Oh yea, the death mechanic. I gotta say, I’m a HUGE fan of the death sequence for Mummy Demastered. It’s already stressful enough not dying in a Metrovania game, but the added penalty of spawning with only your starting gear and needing to fight your own undead form in order to claim it back is frigging genius. It perfectly fits into the style of the world and never got old for me. Sure, it frustrated me to hell, and I wish that killing your old self fully healed you up, but I’m ok that it didn’t. The only issues arose when I did die in a boss room, and now I have to deal with two assholes instead of one.
Lastly, the delivery itself is on point through graphics and sound. I think Universal made the right choice tapping Wayforward to deliver something that wasn’t so focused on next gen graphics and presentation. You could have ended up with a 50 gigabyte Wolfenstein clone that was shiny, empty, costs too much and delivered too little, but the 16 bit inspiration works incredibly well. The design works well with the horror and darkness element, and the atmospheric soundtrack was original and spooky without being too recognizable or repetitive. This definitely takes the top spot for me in terms of movie games, though I’m not opposed to Sony finding Activision again and making a new Spiderman game. I can be swayed.

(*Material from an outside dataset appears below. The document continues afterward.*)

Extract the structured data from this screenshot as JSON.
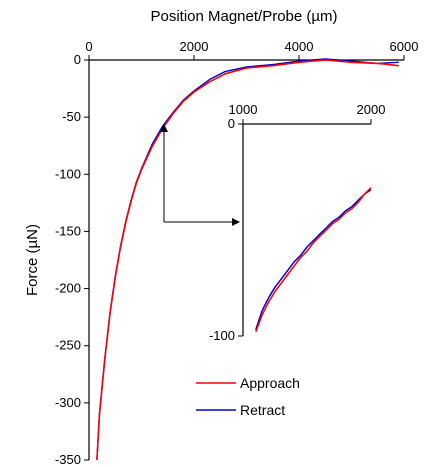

All in all, this is a pretty solid game, a well tread metrovania that doesn’t break too much new ground but also doesn’t mess up things much. It’s certainly shorter than Axiom Verge, and even shorter than Super Metroid, and I really could not have cared less about the exposition I got from headquarters every time I needed something explained to me about what would happen next. But it’s engaging, fun and actually worth the time to explore, not to mention it shows some forethought on Universal’s part in investing with people who know what they’re doing with games. If you’re a fan of the movie, you might not enjoy it as much simply because of the lack of Cruise, but casual 16 bit enthusiasts will find plenty to indulge themselves with. Grab it before Halloween, or perhaps going into the winter chill, because the long nights go so much better with dark spirits surrounding you.